Fernando non ha età, non ha scadenza. Prodotto di eccellenza, volto a nobilitare ogni situazione. Ha una macchina blu che richiama le vette alpine. Ha un conto in sospeso con il destino. Che molto gli ha dato e che troppo gli ha tolto, incensandolo agli albori, plafonandolo nella maturità. Corsi e ricorsi che lasciano il tempo che trovano, parole gonfiate e poi ridotte a brandelli, come fossero un palloncino saturato, un delirio sfiatato, una promessa mancata.
Fernando aveva un conto in sospeso dallo scorso gran premio. Quando le attese sono alte non puoi deludere. E anche se arrivi a punti, a un misero punto, non si può considerare una soddisfazione. L’esigenza non è di chi scrive, di chi commenta, di chi critica. Ma parte da Alonso in persona, il primo a non concedersi scuse. Serviva tornare tra i saliscendi di Portimao, ribadire il primato su una pista da urlo, che comprime e deprime, al pari delle sue evoluzioni e delle sue sinuosità. Quasi una donna maliarda, ammiccante e sfuggente, da prendere al volo, pena un rimpianto struggente.
Invece Fernando fa cilecca. Dopo un ammiccamento glorioso in prova, si scioglie in qualifica, non trova il colpo perfetto, quello in grado di stendere la preda. Si confonde nel gruppo, saluta il grande ballo, cede la gloria al più giovane, capace di aprirsi le porte del palazzo. Esteban Ocon è veloce e determinato, non lascia nulla sul piatto, consapevole che Alonso potrebbe in ogni momento fare piazza pulita. Lavora di fino e conclude in Q3, demolendo il blasonato compagno. Il gossip è pronto a sparare piccanti sentenze. E Fernando viene relegato a Casanova di serie B. Un ritorno opaco, un incastro poco riuscito.
Alonso non riesce a domare la sua vettura, a innalzarla, a trascinarla in un valzer tra altolocati. Corsi e ricorsi, paragoni inutili che fanno capolino. Ma Fernando è unico nel suo genere e non intende mollare. In gara studia, attende, misura. Non sempre il successo è fatto di sorpresa, di gesta mirabolanti. A volte bisogna agire nell’ombra, accontentarsi sulle prime, meditando l’attacco ferale. In questo lui è spietato. Pare un fantasma per due terzi di gara, sembra accontentarsi di una navigazione a vista. Poi, di colpo, si rende protagonista. Approfittando degli errori altrui, di strategie dubbie, di gomme consunte. Si prende la rivincita inanellando sorpassi, uno dopo l’altro, in perfetta misura.

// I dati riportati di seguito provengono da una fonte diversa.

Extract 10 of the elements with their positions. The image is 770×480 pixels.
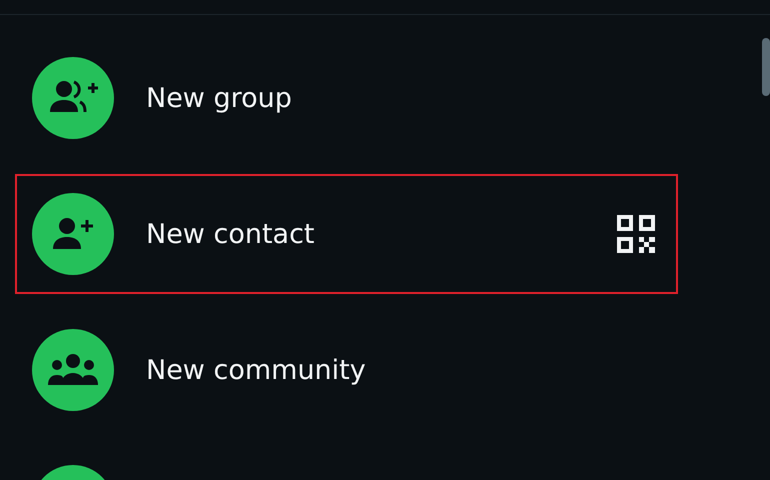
add-contact-icon [51,216,95,252]
menu-item-label: New contact [146,218,316,250]
qr-code-icon[interactable] [617,215,655,253]
menu-item[interactable]: New community [15,310,678,430]
menu-item-label: New community [146,354,367,386]
highlighted-menu-item[interactable]: New contact [15,174,678,294]
people-icon [48,353,98,387]
scrollbar[interactable] [762,38,770,96]
menu-item-label: New group [146,82,293,114]
menu-item[interactable]: New group [15,38,678,158]
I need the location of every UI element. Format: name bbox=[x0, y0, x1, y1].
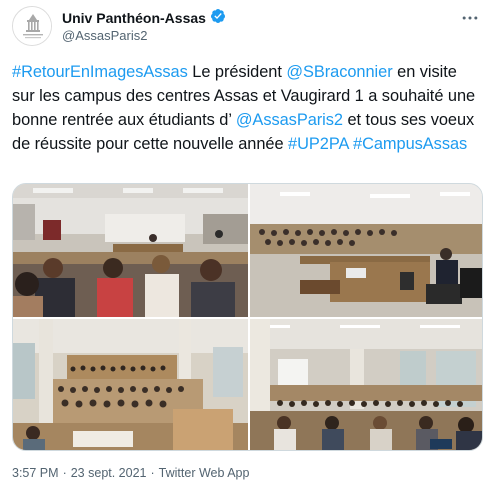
display-name[interactable]: Univ Panthéon-Assas bbox=[62, 10, 206, 26]
text-segment: Le président bbox=[187, 63, 287, 81]
hashtag-retourenimagesassas[interactable]: #RetourEnImagesAssas bbox=[12, 63, 188, 81]
separator: · bbox=[150, 466, 155, 480]
tweet-source[interactable]: Twitter Web App bbox=[159, 466, 250, 480]
name-row: Univ Panthéon-Assas bbox=[62, 8, 226, 29]
photo-president-at-podium[interactable] bbox=[250, 184, 482, 317]
photo-lecture-hall-students-front[interactable] bbox=[13, 184, 248, 317]
university-logo-icon bbox=[13, 7, 51, 45]
avatar[interactable] bbox=[12, 6, 52, 46]
tweet-metadata: 3:57 PM · 23 sept. 2021 · Twitter Web Ap… bbox=[12, 466, 249, 480]
account-handle[interactable]: @AssasParis2 bbox=[62, 28, 147, 43]
mention-assasparis2[interactable]: @AssasParis2 bbox=[236, 111, 343, 129]
hashtag-campusassas[interactable]: #CampusAssas bbox=[353, 135, 467, 153]
mention-sbraconnier[interactable]: @SBraconnier bbox=[286, 63, 392, 81]
photo-amphitheatre-wide[interactable] bbox=[13, 319, 248, 450]
hashtag-up2pa[interactable]: #UP2PA bbox=[288, 135, 349, 153]
separator: · bbox=[62, 466, 67, 480]
photo-hall-with-screen[interactable] bbox=[250, 319, 482, 450]
tweet-time[interactable]: 3:57 PM bbox=[12, 466, 59, 480]
tweet-date[interactable]: 23 sept. 2021 bbox=[71, 466, 147, 480]
tweet-text: #RetourEnImagesAssas Le président @SBrac… bbox=[12, 60, 483, 156]
more-horizontal-icon bbox=[462, 16, 478, 20]
more-options-button[interactable] bbox=[457, 8, 483, 28]
tweet-header: Univ Panthéon-Assas @AssasParis2 bbox=[12, 6, 483, 48]
verified-badge-icon bbox=[210, 8, 226, 29]
media-grid bbox=[12, 183, 483, 451]
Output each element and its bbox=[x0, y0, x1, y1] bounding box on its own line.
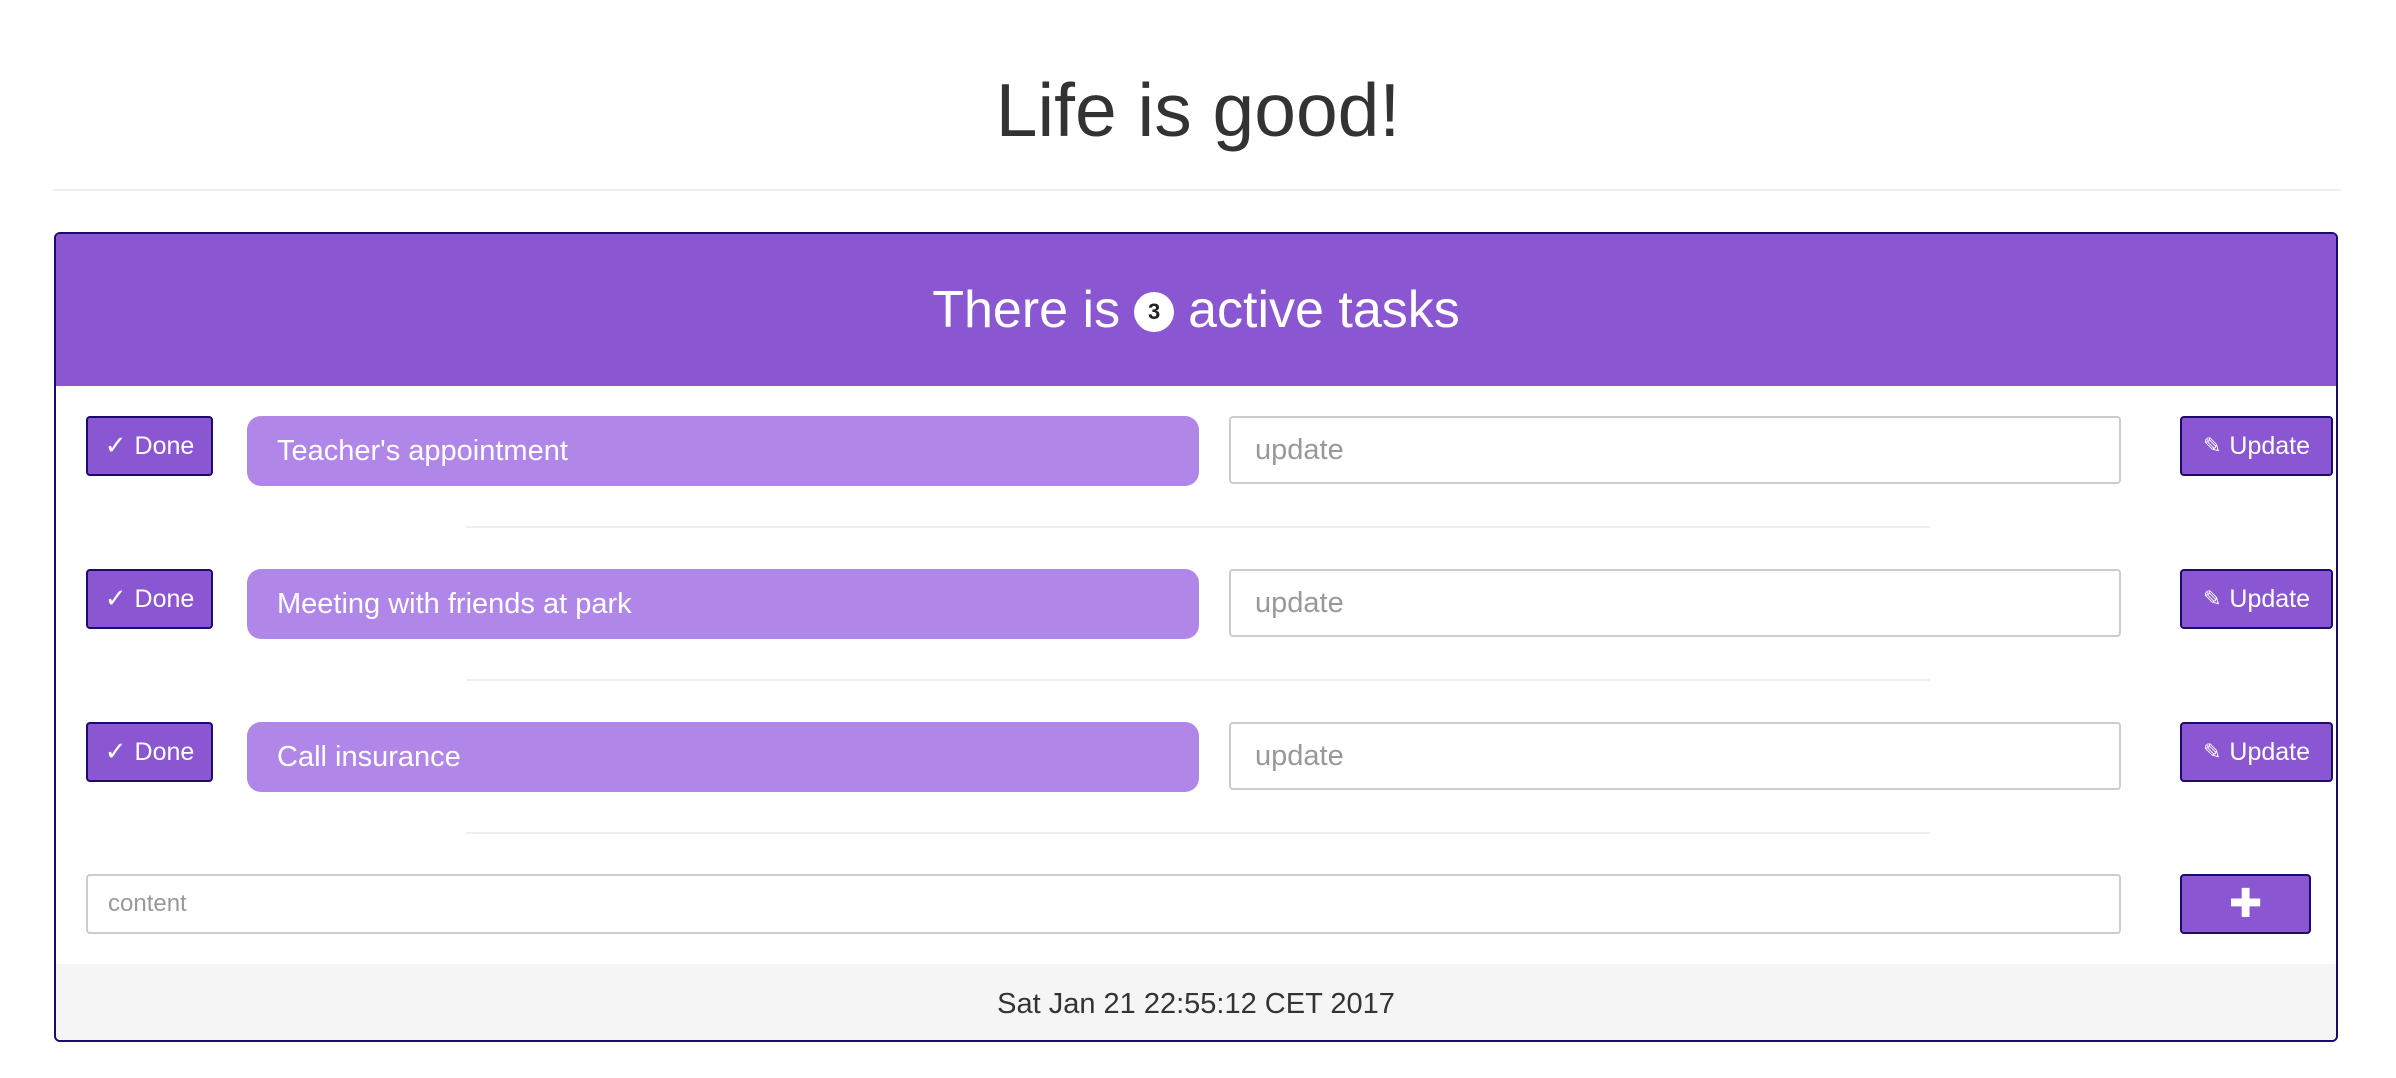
update-input[interactable] bbox=[1229, 569, 2121, 637]
panel-footer: Sat Jan 21 22:55:12 CET 2017 bbox=[56, 964, 2336, 1040]
add-task-button[interactable]: ✚ bbox=[2180, 874, 2311, 934]
row-divider bbox=[466, 526, 1930, 528]
pencil-icon: ✎ bbox=[2202, 433, 2222, 459]
active-count-badge: 3 bbox=[1134, 292, 1175, 332]
done-button[interactable]: ✓ Done bbox=[86, 416, 213, 476]
task-row: ✓ Done Teacher's appointment ✎ Update bbox=[56, 416, 2336, 488]
task-label: Meeting with friends at park bbox=[247, 569, 1199, 639]
task-label: Call insurance bbox=[247, 722, 1199, 792]
update-input[interactable] bbox=[1229, 416, 2121, 484]
task-label: Teacher's appointment bbox=[247, 416, 1199, 486]
tasks-panel: There is 3 active tasks ✓ Done Teacher's… bbox=[54, 232, 2338, 1042]
header-suffix: active tasks bbox=[1188, 281, 1460, 339]
title-divider bbox=[53, 189, 2341, 191]
row-divider bbox=[466, 679, 1930, 681]
done-button-label: Done bbox=[134, 431, 195, 460]
update-button[interactable]: ✎ Update bbox=[2180, 722, 2333, 782]
check-icon: ✓ bbox=[104, 737, 127, 767]
done-button[interactable]: ✓ Done bbox=[86, 722, 213, 782]
new-task-input[interactable] bbox=[86, 874, 2121, 934]
check-icon: ✓ bbox=[104, 584, 127, 614]
page-title: Life is good! bbox=[995, 68, 1401, 152]
update-input[interactable] bbox=[1229, 722, 2121, 790]
task-row: ✓ Done Meeting with friends at park ✎ Up… bbox=[56, 569, 2336, 641]
row-divider bbox=[466, 832, 1930, 834]
done-button-label: Done bbox=[134, 737, 195, 766]
timestamp: Sat Jan 21 22:55:12 CET 2017 bbox=[997, 987, 1395, 1020]
pencil-icon: ✎ bbox=[2202, 586, 2222, 612]
plus-icon: ✚ bbox=[2228, 881, 2263, 927]
update-button-label: Update bbox=[2229, 431, 2311, 460]
header-prefix: There is bbox=[932, 281, 1121, 339]
task-row: ✓ Done Call insurance ✎ Update bbox=[56, 722, 2336, 794]
check-icon: ✓ bbox=[104, 431, 127, 461]
update-button-label: Update bbox=[2229, 584, 2311, 613]
update-button[interactable]: ✎ Update bbox=[2180, 569, 2333, 629]
panel-header: There is 3 active tasks bbox=[56, 234, 2336, 386]
update-button-label: Update bbox=[2229, 737, 2311, 766]
done-button-label: Done bbox=[134, 584, 195, 613]
update-button[interactable]: ✎ Update bbox=[2180, 416, 2333, 476]
pencil-icon: ✎ bbox=[2202, 739, 2222, 765]
done-button[interactable]: ✓ Done bbox=[86, 569, 213, 629]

Fernando resta quieto, come un leone nelle ore più calde, illude della resa, conta sull’effetto sorpresa. Spunta quatto quatto sul far della sera, senza lasciare scampo alle sue prede, per quanto illustri. Alonso non fa la voce grossa, si limita a mettere le mani sul volante, il piede sul gas, la mente verso il traguardo. Agisce e ottiene, senza remore, senza indugi. C’è anche il tempo per le scuse, per il rammarico. Perché l’ottava posizione non può bastare, nonostante una prova magistrale. Non quando Esteban arriva settimo, non quando la qualifica è stata sotto al suo livello. La vettura può fare di più, specialmente se la guida Alonso.
Essere Fernando a Portimao significa ammettere l’errore, scusarsi per l’occasione persa, presentarsi in veste diversa. Alla faccia di chi lo taccia di arroganza. Poi ovviamente lui ci mette anima e corpo per recuperare, per innalzare una prestazione altrimenti scialba. Lotta quando si presagiva la disfatta, sfrutta ogni occasione storta. E questo vale forse più di una vittoria.